Selected and summarized by Ronald O. Valdiserri, MD, MPH, Professor, Department of Epidemiology, Rollins School of Public Health, Emory University, and Co-Chair of HepVu.
Dr. Valdiserri reviews significant articles on prevention, public health, and policy advances in viral hepatitis. This month, he highlights “Medicaid Expansion and Restriction Policies for Hepatitis C Treatment.” Furukawa NW, Ingber SZ, Symum H, Rapposelli KK, Teshale EH, et al. JAMA Network Open 2024, July; 7(7): e2422406 PMID: 39012632
What question(s) does this study address?
Estimates of hepatitis C virus prevalence in the U.S. range from 2.2 million to 4.0 million. One recent analysis estimates that as many as 60% of persons with hepatitis C in the U.S. have public insurance and that 44% have incomes below the poverty level. Medicaid is the primary program in our nation that provides health care coverage to low-income individuals and is jointly financed by both federal and state governments.
Because of the initial high cost of all oral direct acting agents (DAAs), many state Medicaid programs instituted coverage restrictions (e.g., prior authorization, required degree of liver fibrosis, provider requirements, sobriety requirements) as a cost control strategy. Over time, a number of these restrictions have been removed—although some still remain in place. Another aspect of state Medicaid programs that has changed in recent years pertains to if and when states have adopted Medicaid expansion, an important provision of the Affordable Care Act (ACA). The Medicaid expansion provision allows states to extend Medicaid benefits to a larger number of individuals and assures that the federal government will pay for most of the expanded coverage costs.
Furukawa and his colleagues used prescription data from the Centers for Medicare & Medicaid Services (CMS) in this cross-sectional analysis to estimate (across all 50 states and Washington, DC) the association of DAA restrictions and Medicaid expansion with the number of Medicaid recipients with filled prescriptions for DAAs.
What are the major findings of this report/article?
- Between January 1, 2014, and December 31, 2021, a total of 381,373 Medicaid recipients filled prescriptions for DAAs to treat hepatitis C.
- 57.3% of the Medicaid recipients filling DAA prescriptions were aged 45 to 64 years, 58.7% were men, 39.7% were women, and among those with available race/ethnicity (R/E) information, 52.2% were non-Hispanic White, 15.2% were non-Hispanic Black, 10.4% were Hispanic, 1.6% were Asian, and 1.8% were multiracial or other R/E.
- By the end of the study period (12/31/21), many DAA coverage restrictions had been lifted: only 2 of 51 jurisdictions had fibrosis requirements, 27 of 51 had a sobriety restriction, 16 of 51 had a prescriber restriction, and 9 jurisdictions had fully removed prior authorization requirements.
- By the end of the study period (12/31/21), the number of jurisdictions that had expanded Medicaid increased from 27 in 2014 to 38 in 2021.
- In a multivariate analysis, jurisdictions that had not expanded Medicaid, maintained fibrosis restrictions, and kept sobriety restrictions in place had fewer people with filled DAA prescriptions per 100,000 Medicaid recipients per year compared to jurisdictions that had expanded Medicaid, removed fibrosis restrictions, and eliminated sobriety requirements.
What are the implications for the prevention and control of viral hepatitis?
- When DAAs first became available, restriction policies were put in place by Medicaid programs to reduce the short-term costs of hepatitis C treatment.

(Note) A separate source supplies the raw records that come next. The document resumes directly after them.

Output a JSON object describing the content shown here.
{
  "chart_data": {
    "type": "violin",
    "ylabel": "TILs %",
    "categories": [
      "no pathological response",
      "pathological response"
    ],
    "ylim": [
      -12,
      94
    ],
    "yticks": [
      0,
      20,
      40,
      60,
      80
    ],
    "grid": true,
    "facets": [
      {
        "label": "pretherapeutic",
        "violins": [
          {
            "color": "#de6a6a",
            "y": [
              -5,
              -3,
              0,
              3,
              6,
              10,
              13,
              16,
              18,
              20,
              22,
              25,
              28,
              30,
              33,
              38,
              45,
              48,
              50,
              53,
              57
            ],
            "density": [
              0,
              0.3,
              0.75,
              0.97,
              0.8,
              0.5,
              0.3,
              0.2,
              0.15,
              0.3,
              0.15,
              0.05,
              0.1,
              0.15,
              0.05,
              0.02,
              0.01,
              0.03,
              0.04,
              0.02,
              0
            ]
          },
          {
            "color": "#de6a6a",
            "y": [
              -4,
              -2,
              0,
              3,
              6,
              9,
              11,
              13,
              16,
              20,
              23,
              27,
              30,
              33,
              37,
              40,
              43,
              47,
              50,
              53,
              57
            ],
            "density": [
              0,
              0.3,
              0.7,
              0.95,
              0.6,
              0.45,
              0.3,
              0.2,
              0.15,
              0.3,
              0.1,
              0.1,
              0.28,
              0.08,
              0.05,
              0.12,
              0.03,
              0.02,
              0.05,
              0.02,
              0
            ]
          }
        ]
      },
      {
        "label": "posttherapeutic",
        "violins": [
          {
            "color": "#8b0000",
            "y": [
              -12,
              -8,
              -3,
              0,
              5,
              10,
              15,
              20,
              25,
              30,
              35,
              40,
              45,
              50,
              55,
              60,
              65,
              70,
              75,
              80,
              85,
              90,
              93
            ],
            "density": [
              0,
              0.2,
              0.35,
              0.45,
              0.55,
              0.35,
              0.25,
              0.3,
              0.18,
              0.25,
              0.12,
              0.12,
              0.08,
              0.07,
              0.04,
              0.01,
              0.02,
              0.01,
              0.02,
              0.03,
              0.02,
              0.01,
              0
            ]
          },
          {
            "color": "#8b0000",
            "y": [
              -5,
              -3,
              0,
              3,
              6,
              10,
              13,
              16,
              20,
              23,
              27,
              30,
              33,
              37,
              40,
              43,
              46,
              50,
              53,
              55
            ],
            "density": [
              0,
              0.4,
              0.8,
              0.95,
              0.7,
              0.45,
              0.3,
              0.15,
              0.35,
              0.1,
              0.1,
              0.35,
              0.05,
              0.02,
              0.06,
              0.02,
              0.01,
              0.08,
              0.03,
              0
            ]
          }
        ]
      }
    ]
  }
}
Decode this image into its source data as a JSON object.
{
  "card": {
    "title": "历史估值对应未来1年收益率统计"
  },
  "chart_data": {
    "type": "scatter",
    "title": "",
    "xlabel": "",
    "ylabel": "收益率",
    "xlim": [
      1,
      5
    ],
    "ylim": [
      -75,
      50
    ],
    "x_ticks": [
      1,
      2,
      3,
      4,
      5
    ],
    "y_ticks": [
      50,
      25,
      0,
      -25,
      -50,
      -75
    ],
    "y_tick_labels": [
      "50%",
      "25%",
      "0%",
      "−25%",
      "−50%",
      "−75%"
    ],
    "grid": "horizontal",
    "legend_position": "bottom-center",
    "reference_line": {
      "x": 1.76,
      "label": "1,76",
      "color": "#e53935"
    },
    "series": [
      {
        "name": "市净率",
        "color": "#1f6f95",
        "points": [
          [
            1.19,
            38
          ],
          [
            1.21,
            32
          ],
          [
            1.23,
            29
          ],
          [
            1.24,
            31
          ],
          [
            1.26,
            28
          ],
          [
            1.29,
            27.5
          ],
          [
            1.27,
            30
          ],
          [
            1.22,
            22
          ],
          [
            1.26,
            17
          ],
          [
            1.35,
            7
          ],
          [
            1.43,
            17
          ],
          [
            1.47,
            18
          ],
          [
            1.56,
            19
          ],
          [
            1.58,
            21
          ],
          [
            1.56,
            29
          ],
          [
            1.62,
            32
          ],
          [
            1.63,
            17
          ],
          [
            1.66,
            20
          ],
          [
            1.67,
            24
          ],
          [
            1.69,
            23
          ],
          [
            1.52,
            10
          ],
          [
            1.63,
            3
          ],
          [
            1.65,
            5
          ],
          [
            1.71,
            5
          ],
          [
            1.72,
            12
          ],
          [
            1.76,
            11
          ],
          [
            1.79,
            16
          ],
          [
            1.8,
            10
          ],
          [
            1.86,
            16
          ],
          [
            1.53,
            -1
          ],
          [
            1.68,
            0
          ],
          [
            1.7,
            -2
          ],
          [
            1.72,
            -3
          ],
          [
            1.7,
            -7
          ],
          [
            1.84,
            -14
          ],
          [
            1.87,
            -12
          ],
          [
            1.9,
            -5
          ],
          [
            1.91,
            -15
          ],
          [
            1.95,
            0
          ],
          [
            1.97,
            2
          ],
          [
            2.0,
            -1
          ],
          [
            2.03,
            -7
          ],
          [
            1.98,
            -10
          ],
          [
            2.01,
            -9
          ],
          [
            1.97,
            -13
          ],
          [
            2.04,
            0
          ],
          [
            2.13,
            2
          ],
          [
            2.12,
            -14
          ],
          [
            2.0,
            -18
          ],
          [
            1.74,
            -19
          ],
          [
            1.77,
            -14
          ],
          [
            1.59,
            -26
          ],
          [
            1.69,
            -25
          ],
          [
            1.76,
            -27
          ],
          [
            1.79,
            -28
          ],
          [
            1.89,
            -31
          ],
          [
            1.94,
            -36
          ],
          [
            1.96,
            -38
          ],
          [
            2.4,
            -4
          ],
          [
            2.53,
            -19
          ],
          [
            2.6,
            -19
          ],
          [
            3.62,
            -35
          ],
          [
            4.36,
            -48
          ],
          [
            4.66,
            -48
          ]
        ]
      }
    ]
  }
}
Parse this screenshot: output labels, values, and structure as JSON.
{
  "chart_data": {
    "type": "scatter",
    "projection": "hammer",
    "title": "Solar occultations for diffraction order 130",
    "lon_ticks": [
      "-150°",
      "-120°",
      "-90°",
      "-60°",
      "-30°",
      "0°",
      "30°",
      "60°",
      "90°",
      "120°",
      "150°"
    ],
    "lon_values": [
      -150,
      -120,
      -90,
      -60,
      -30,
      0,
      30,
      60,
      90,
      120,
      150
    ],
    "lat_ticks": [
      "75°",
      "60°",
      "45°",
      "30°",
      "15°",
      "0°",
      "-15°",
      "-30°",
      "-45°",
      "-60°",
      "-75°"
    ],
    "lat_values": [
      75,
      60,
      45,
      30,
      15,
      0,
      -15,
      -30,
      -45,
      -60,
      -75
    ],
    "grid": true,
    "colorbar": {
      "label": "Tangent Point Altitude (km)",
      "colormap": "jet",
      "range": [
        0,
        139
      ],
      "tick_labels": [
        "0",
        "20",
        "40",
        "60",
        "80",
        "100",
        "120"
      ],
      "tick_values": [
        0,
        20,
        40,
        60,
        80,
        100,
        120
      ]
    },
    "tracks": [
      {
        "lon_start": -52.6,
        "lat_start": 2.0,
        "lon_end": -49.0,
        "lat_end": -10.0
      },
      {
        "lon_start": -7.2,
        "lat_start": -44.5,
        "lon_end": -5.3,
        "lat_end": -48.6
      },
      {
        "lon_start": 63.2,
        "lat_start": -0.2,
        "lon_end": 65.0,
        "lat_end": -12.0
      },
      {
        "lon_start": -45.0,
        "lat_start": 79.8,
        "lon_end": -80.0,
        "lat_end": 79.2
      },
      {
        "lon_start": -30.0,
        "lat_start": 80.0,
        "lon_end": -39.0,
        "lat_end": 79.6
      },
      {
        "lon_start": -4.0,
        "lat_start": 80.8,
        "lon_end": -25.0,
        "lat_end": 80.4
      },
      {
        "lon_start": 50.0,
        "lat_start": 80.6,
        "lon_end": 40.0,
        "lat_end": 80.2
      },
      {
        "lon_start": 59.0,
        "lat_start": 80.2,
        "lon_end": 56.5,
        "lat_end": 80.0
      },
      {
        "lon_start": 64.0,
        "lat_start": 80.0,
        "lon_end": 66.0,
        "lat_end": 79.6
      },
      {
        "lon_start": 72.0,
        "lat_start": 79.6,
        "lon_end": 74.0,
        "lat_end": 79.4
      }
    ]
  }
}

However, these restrictions have hindered progress toward hepatitis C elimination in the U.S. and their removal could improve timely access to hepatitis C treatment.
- A previous analysis of U.S. Medicaid enrollees, looking at data from 2017—2019, found that persons younger than age 30, women, Hispanic and Asian individuals and persons who inject drugs had significantly lower hepatitis C treatment initiation. Fully removing Medicaid hepatitis C treatment restrictions—in addition to expanding Medicaid–could help to ensure health equity by decreasing demographic disparities among those with hepatitis C infection.
- A recent analysis by the Office of the Actuary, Centers for Medicare & Medicaid Services, estimated that the proposed National Hepatitis C Elimination Program would reduce Medicaid spending by $17.02 billion over ten years.
- Although expanding Medicaid and removing DAA restrictions will increase access to hepatitis C treatment, providers and policy makers must keep in mind that other efforts (e.g., overcoming stigma associated with viral hepatitis, increasing harm reduction services for people using drugs, integrating medical and social services, etc.) may be necessary to support and maintain vulnerable populations once they have begun HCV treatment.